Wie bereits erwähnt, muss die Zahl der Bewohner einer Sektion konstant gehalten werden, da nur begrenzte Unterbringungsmöglichkeiten bestehen. Unsere persönlichen Freunde errechnen die Geburtszahlen pro Jahrgang. Nachdem die Verwaltung den Planzahlen zugestimmt hat, werden in den Geburtsstätten die neu benötigten Bewohner in Produktion gegeben. Krankheiten und genetische Defekte sind ausgeschlossen, nur absolut gesunde Ei- und Samenzellen werden für die künstliche Befruchtung verwendet, das Heranwachsen der Embryos wird durch ausgeklügelte Brutmaschinen sichergestellt, selten gibt es Abgänge. Nach der neunmonatigen Brutphase kommen die neuen Bewohner in sogenannte Aufzuchtsstätten, da sie durch ihre ungenügende Lebensfähigkeit auf die Hilfe von anderen Bewohnern angewiesen sind. Dort verbleiben sie drei Jahre. Danach beginnt die Ausbildung für die später zu verrichtende Tätigkeit. Das Erlernen der unterschiedlichen Aufgaben wird durch den persönlichen Freund überwacht, der eigens für den Bewohner, seine Fähigkeiten und Bedürfnisse, eingerichtet wurde. Er wird unser ständiger Begleiter und ist in jedem Augenblick unseres Lebens für uns da.

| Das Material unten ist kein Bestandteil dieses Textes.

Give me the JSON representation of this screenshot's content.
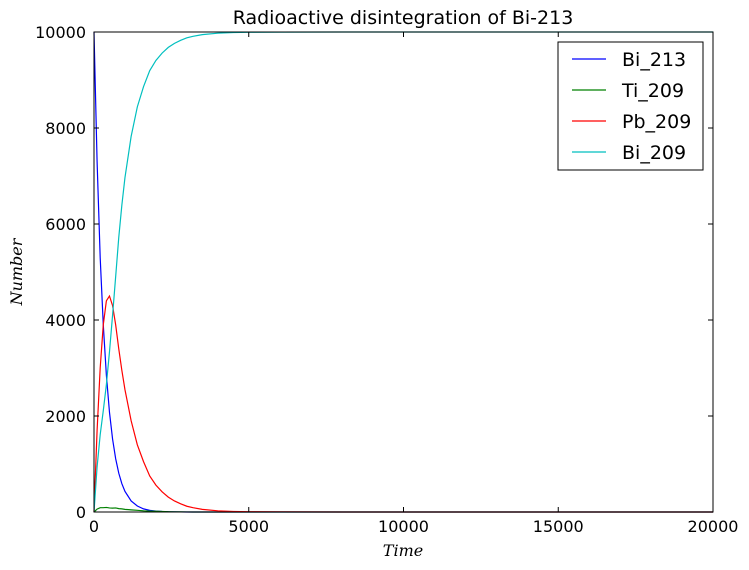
{
  "chart_data": {
    "type": "line",
    "title": "Radioactive disintegration of Bi-213",
    "xlabel": "Time",
    "ylabel": "Number",
    "xlim": [
      0,
      20000
    ],
    "ylim": [
      0,
      10000
    ],
    "xticks": [
      0,
      5000,
      10000,
      15000,
      20000
    ],
    "yticks": [
      0,
      2000,
      4000,
      6000,
      8000,
      10000
    ],
    "grid": false,
    "legend_position": "top-right",
    "x": [
      0,
      100,
      200,
      300,
      400,
      500,
      600,
      700,
      800,
      900,
      1000,
      1200,
      1400,
      1600,
      1800,
      2000,
      2200,
      2400,
      2600,
      2800,
      3000,
      3200,
      3500,
      4000,
      4500,
      5000,
      6000,
      8000,
      10000,
      12000,
      14000,
      16000,
      18000,
      20000
    ],
    "series": [
      {
        "name": "Bi_213",
        "color": "#0000ff",
        "values": [
          10000,
          7300,
          5300,
          3900,
          2850,
          2080,
          1520,
          1110,
          810,
          590,
          430,
          230,
          125,
          65,
          35,
          18,
          10,
          5,
          3,
          1,
          0,
          0,
          0,
          0,
          0,
          0,
          0,
          0,
          0,
          0,
          0,
          0,
          0,
          0
        ]
      },
      {
        "name": "Ti_209",
        "color": "#008000",
        "values": [
          0,
          60,
          90,
          90,
          95,
          85,
          80,
          85,
          70,
          65,
          55,
          45,
          35,
          25,
          20,
          15,
          10,
          6,
          4,
          2,
          1,
          0,
          0,
          0,
          0,
          0,
          0,
          0,
          0,
          0,
          0,
          0,
          0,
          0
        ]
      },
      {
        "name": "Pb_209",
        "color": "#ff0000",
        "values": [
          0,
          1700,
          3000,
          3900,
          4400,
          4500,
          4300,
          3900,
          3400,
          2950,
          2550,
          1900,
          1400,
          1050,
          750,
          560,
          420,
          310,
          230,
          170,
          120,
          90,
          55,
          25,
          12,
          6,
          2,
          0,
          0,
          0,
          0,
          0,
          0,
          0
        ]
      },
      {
        "name": "Bi_209",
        "color": "#00bfbf",
        "values": [
          0,
          940,
          1610,
          2110,
          2655,
          3335,
          4100,
          4905,
          5720,
          6395,
          6965,
          7825,
          8440,
          8860,
          9195,
          9407,
          9560,
          9679,
          9763,
          9827,
          9879,
          9910,
          9945,
          9975,
          9988,
          9994,
          9998,
          10000,
          10000,
          10000,
          10000,
          10000,
          10000,
          10000
        ]
      }
    ]
  }
}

 Jemand aus einer früheren Zeit möchte vielleicht fragen, worin der Sinn unserer Daseinsform besteht? Darauf kann ich nur antworten, dass es keinen Sinn gibt. Ich lebe, und ich bin froh zu leben.

Bisher sind es die Maschinen, denen ich vertraue. Aber immer öfter höre ich tief in mir eine zaghafte Stimme, die mir leise sagt, dass ich mir selbst vertrauen kann. Vielleicht gelingt mir ein neues Menschsein? Ich wünsche es mir sehr. 

Manchmal öffne ich eine der automatischen Luken meines Raumes und schaue auf den Planeten, von dem wir alle kommen. Er leuchtet nicht mehr.